Guy Debord nos habló de la sociedad del espectáculo, en la que el individuo ha sido suplantado por su imagen y la realidad por su apariencia. A este tránsito del ser al parecer, y del parecer a la nada, ha contribuido —es obvio— la televisión, un producto más de la oligarquía sociocultural que está entre la publicidad, la copia, la propaganda, la insignificancia y el kitsch. La tele es el muecín que convoca al creyente para el rezo diario por los santos valores pornocapitalistas. Y MasterChef es uno de los ejemplos más logrados.

Sometido a una combinación de folclore y grandilocuencia, este programa rebaja la gastronomía a pueril competición que favorece todo tipo de éxtasis y todo tipo de ridículos. No es, ni mucho menos, un espacio en que se enseñe a comer mejor o más saludable. Aquí la comida es una excusa tanto para el vedetismo culinario como para mostrar al espectador una galería de tipos —los concursantes— con que identificarse y poder así servirle en las pausas una buena ración de anuncios con salsa de Pedro Ximénez. Por MasterChef desfilan el concienzudo, el gracioso, el gruñón, el perseverante... El truco es antiguazo. Lo empleó ya Lope de Vega en su renovación teatral del siglo XVII. Y le funcionó.

MasterChef, por otra parte, transmite una ideología tan nutritiva como una pizza industrial. Individualismo, competitividad y búsqueda del éxito social constituyen su vulgata para un mundo mejor. Por no hablar de su delicadeza con el medio ambiente, otra de sus virtudes. Que a los cocineros de pitiminí les da por trabajar con productos exóticos o lejanos cuyo transporte no se hace precisamente por telequinesia, creo. El salmón o el aguacate son algunos de los ingredientes de la gastronomía esquemática y farolera de hoy (producir un kilo de aguacate, por cierto, consume la misma cantidad de agua que usted beberá en casi tres años).
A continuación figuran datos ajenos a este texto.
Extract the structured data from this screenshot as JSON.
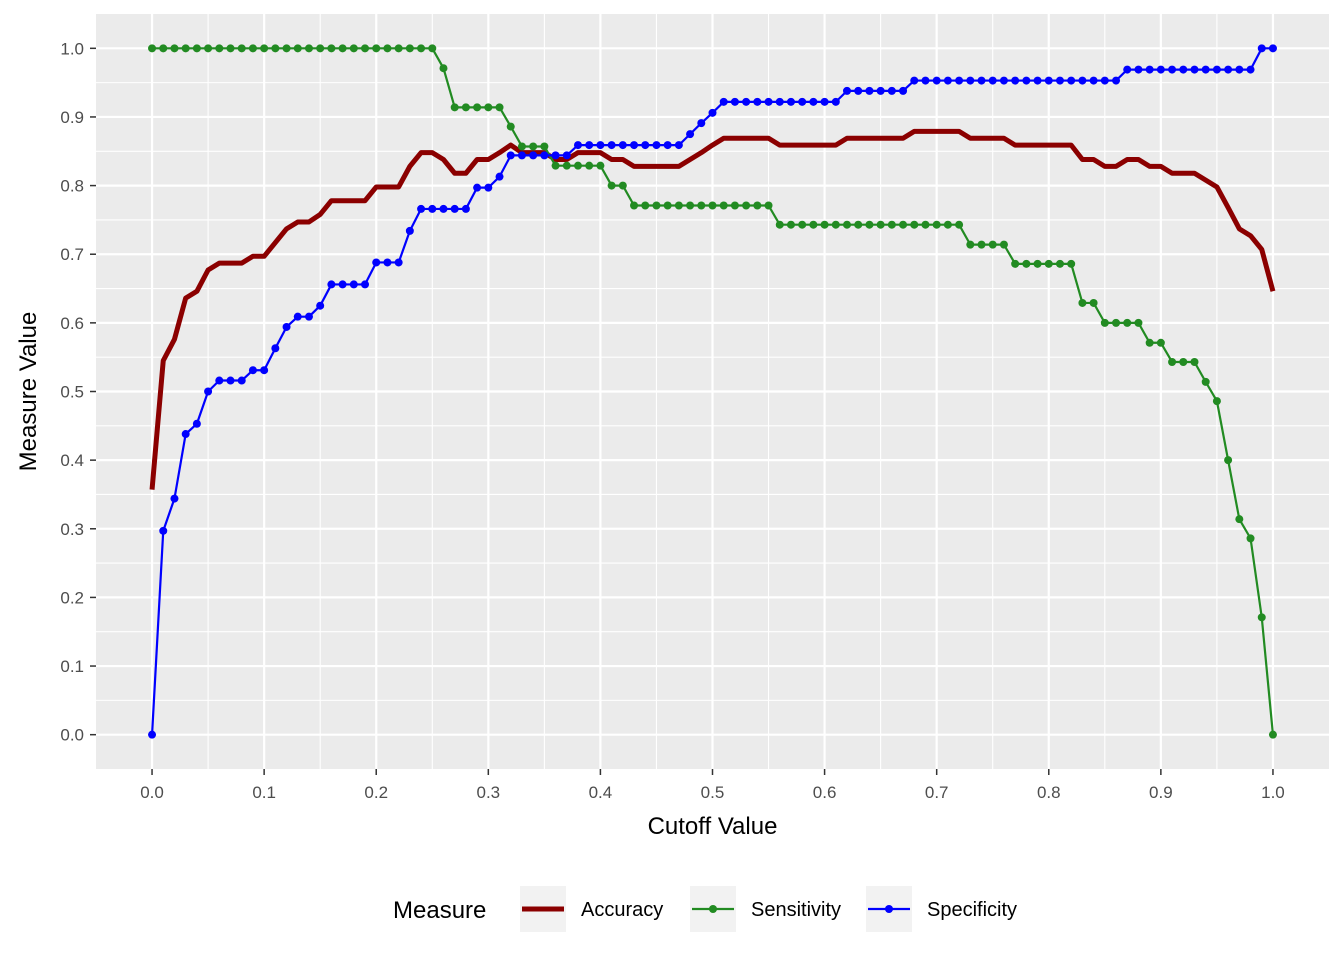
{
  "chart_data": {
    "type": "line",
    "title": "",
    "xlabel": "Cutoff Value",
    "ylabel": "Measure Value",
    "xlim": [
      -0.05,
      1.05
    ],
    "ylim": [
      -0.05,
      1.05
    ],
    "x_ticks": [
      "0.0",
      "0.1",
      "0.2",
      "0.3",
      "0.4",
      "0.5",
      "0.6",
      "0.7",
      "0.8",
      "0.9",
      "1.0"
    ],
    "y_ticks": [
      "0.0",
      "0.1",
      "0.2",
      "0.3",
      "0.4",
      "0.5",
      "0.6",
      "0.7",
      "0.8",
      "0.9",
      "1.0"
    ],
    "grid": true,
    "legend": {
      "title": "Measure",
      "position": "bottom"
    },
    "x": [
      0.0,
      0.01,
      0.02,
      0.03,
      0.04,
      0.05,
      0.06,
      0.07,
      0.08,
      0.09,
      0.1,
      0.11,
      0.12,
      0.13,
      0.14,
      0.15,
      0.16,
      0.17,
      0.18,
      0.19,
      0.2,
      0.21,
      0.22,
      0.23,
      0.24,
      0.25,
      0.26,
      0.27,
      0.28,
      0.29,
      0.3,
      0.31,
      0.32,
      0.33,
      0.34,
      0.35,
      0.36,
      0.37,
      0.38,
      0.39,
      0.4,
      0.41,
      0.42,
      0.43,
      0.44,
      0.45,
      0.46,
      0.47,
      0.48,
      0.49,
      0.5,
      0.51,
      0.52,
      0.53,
      0.54,
      0.55,
      0.56,
      0.57,
      0.58,
      0.59,
      0.6,
      0.61,
      0.62,
      0.63,
      0.64,
      0.65,
      0.66,
      0.67,
      0.68,
      0.69,
      0.7,
      0.71,
      0.72,
      0.73,
      0.74,
      0.75,
      0.76,
      0.77,
      0.78,
      0.79,
      0.8,
      0.81,
      0.82,
      0.83,
      0.84,
      0.85,
      0.86,
      0.87,
      0.88,
      0.89,
      0.9,
      0.91,
      0.92,
      0.93,
      0.94,
      0.95,
      0.96,
      0.97,
      0.98,
      0.99,
      1.0
    ],
    "series": [
      {
        "name": "Accuracy",
        "color": "#8B0000",
        "style": "thick-line",
        "values": [
          0.357,
          0.545,
          0.576,
          0.636,
          0.646,
          0.677,
          0.687,
          0.687,
          0.687,
          0.697,
          0.697,
          0.717,
          0.737,
          0.747,
          0.747,
          0.758,
          0.778,
          0.778,
          0.778,
          0.778,
          0.798,
          0.798,
          0.798,
          0.828,
          0.848,
          0.848,
          0.838,
          0.818,
          0.818,
          0.838,
          0.838,
          0.848,
          0.859,
          0.848,
          0.848,
          0.848,
          0.838,
          0.838,
          0.848,
          0.848,
          0.848,
          0.838,
          0.838,
          0.828,
          0.828,
          0.828,
          0.828,
          0.828,
          0.838,
          0.848,
          0.859,
          0.869,
          0.869,
          0.869,
          0.869,
          0.869,
          0.859,
          0.859,
          0.859,
          0.859,
          0.859,
          0.859,
          0.869,
          0.869,
          0.869,
          0.869,
          0.869,
          0.869,
          0.879,
          0.879,
          0.879,
          0.879,
          0.879,
          0.869,
          0.869,
          0.869,
          0.869,
          0.859,
          0.859,
          0.859,
          0.859,
          0.859,
          0.859,
          0.838,
          0.838,
          0.828,
          0.828,
          0.838,
          0.838,
          0.828,
          0.828,
          0.818,
          0.818,
          0.818,
          0.808,
          0.798,
          0.768,
          0.737,
          0.727,
          0.707,
          0.646
        ]
      },
      {
        "name": "Sensitivity",
        "color": "#228B22",
        "style": "line-points",
        "values": [
          1.0,
          1.0,
          1.0,
          1.0,
          1.0,
          1.0,
          1.0,
          1.0,
          1.0,
          1.0,
          1.0,
          1.0,
          1.0,
          1.0,
          1.0,
          1.0,
          1.0,
          1.0,
          1.0,
          1.0,
          1.0,
          1.0,
          1.0,
          1.0,
          1.0,
          1.0,
          0.971,
          0.914,
          0.914,
          0.914,
          0.914,
          0.914,
          0.886,
          0.857,
          0.857,
          0.857,
          0.829,
          0.829,
          0.829,
          0.829,
          0.829,
          0.8,
          0.8,
          0.771,
          0.771,
          0.771,
          0.771,
          0.771,
          0.771,
          0.771,
          0.771,
          0.771,
          0.771,
          0.771,
          0.771,
          0.771,
          0.743,
          0.743,
          0.743,
          0.743,
          0.743,
          0.743,
          0.743,
          0.743,
          0.743,
          0.743,
          0.743,
          0.743,
          0.743,
          0.743,
          0.743,
          0.743,
          0.743,
          0.714,
          0.714,
          0.714,
          0.714,
          0.686,
          0.686,
          0.686,
          0.686,
          0.686,
          0.686,
          0.629,
          0.629,
          0.6,
          0.6,
          0.6,
          0.6,
          0.571,
          0.571,
          0.543,
          0.543,
          0.543,
          0.514,
          0.486,
          0.4,
          0.314,
          0.286,
          0.171,
          0.0
        ]
      },
      {
        "name": "Specificity",
        "color": "#0000FF",
        "style": "line-points",
        "values": [
          0.0,
          0.297,
          0.344,
          0.438,
          0.453,
          0.5,
          0.516,
          0.516,
          0.516,
          0.531,
          0.531,
          0.563,
          0.594,
          0.609,
          0.609,
          0.625,
          0.656,
          0.656,
          0.656,
          0.656,
          0.688,
          0.688,
          0.688,
          0.734,
          0.766,
          0.766,
          0.766,
          0.766,
          0.766,
          0.797,
          0.797,
          0.813,
          0.844,
          0.844,
          0.844,
          0.844,
          0.844,
          0.844,
          0.859,
          0.859,
          0.859,
          0.859,
          0.859,
          0.859,
          0.859,
          0.859,
          0.859,
          0.859,
          0.875,
          0.891,
          0.906,
          0.922,
          0.922,
          0.922,
          0.922,
          0.922,
          0.922,
          0.922,
          0.922,
          0.922,
          0.922,
          0.922,
          0.938,
          0.938,
          0.938,
          0.938,
          0.938,
          0.938,
          0.953,
          0.953,
          0.953,
          0.953,
          0.953,
          0.953,
          0.953,
          0.953,
          0.953,
          0.953,
          0.953,
          0.953,
          0.953,
          0.953,
          0.953,
          0.953,
          0.953,
          0.953,
          0.953,
          0.969,
          0.969,
          0.969,
          0.969,
          0.969,
          0.969,
          0.969,
          0.969,
          0.969,
          0.969,
          0.969,
          0.969,
          1.0,
          1.0
        ]
      }
    ]
  }
}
No concluyen aquí las audacias de los chamanes de la sartén. En su glotonería de efectismos y novedades, los chefs de moda, y con ellos toda su reata de imitadores, no excluyen de sus platos a los insectos, algunos de los cuales son muy dañinos para la agricultura. De modo que, si nos los comemos, contribuiremos al bien común, al eximir a los labradores de fumigar el maíz o las patatas con los estornudos químicos de Monsanto, casi tan tóxicos como un tuit de Hermann Tertsch. Hormigas, saltamontes, escarabajos, políticos y cigarras pueden acabar en tu estómago a poco que te descuides.

En el colmo de la afectación, estos cocineros recurren al manual de instrucciones del Quimicefa para hacer un huevo frito, porque si simplemente lo echan en la sartén, no les sale. Confunden la cocina con el laboratorio de madame Curie, de ahí que los guisanderos de MasterChef les hablen a los niños que concursan en el programa de heteróxidos y de metabisulfitos de potasio y de otras cosas horribles que les hacen recordar los exámenes del colegio. Y alguno llora, a ver. Yo, cuando deseo comer como es debido, me voy al restaurante España, en Fermoselle, y dejo que Mar Marcos me cuide con un jugoso chuletón de ternera de la raza sayaguesa o con lo que quiera ofrecerme.

Finalmente, ni en el mejor restaurante del mundo —ese que tiene toda una Vía Láctea de puntitos Michelin— sale tan caro cenar como ver preparar un plato en MasterChef, que luego encima no comes. Casi 74 millones de euros públicos ha pagado RTVE a la productora del programa desde 2015. Bastante más que lo que se destina a la asistencia sanitaria en la provincia de Zamora. Claro que, en la España triste y hospiciana, un médico, una enfermera, un consultorio o un desfibrilador —hay un solo aparato por cada tres mil y pico habitantes en Castilla y León— es menos útil que ver cómo un señor deconstruye una empanadilla frente a las cámaras. Claro que sí. Que nada ni nadie nos arruine el espectáculo. Y que le den a Guy Debord.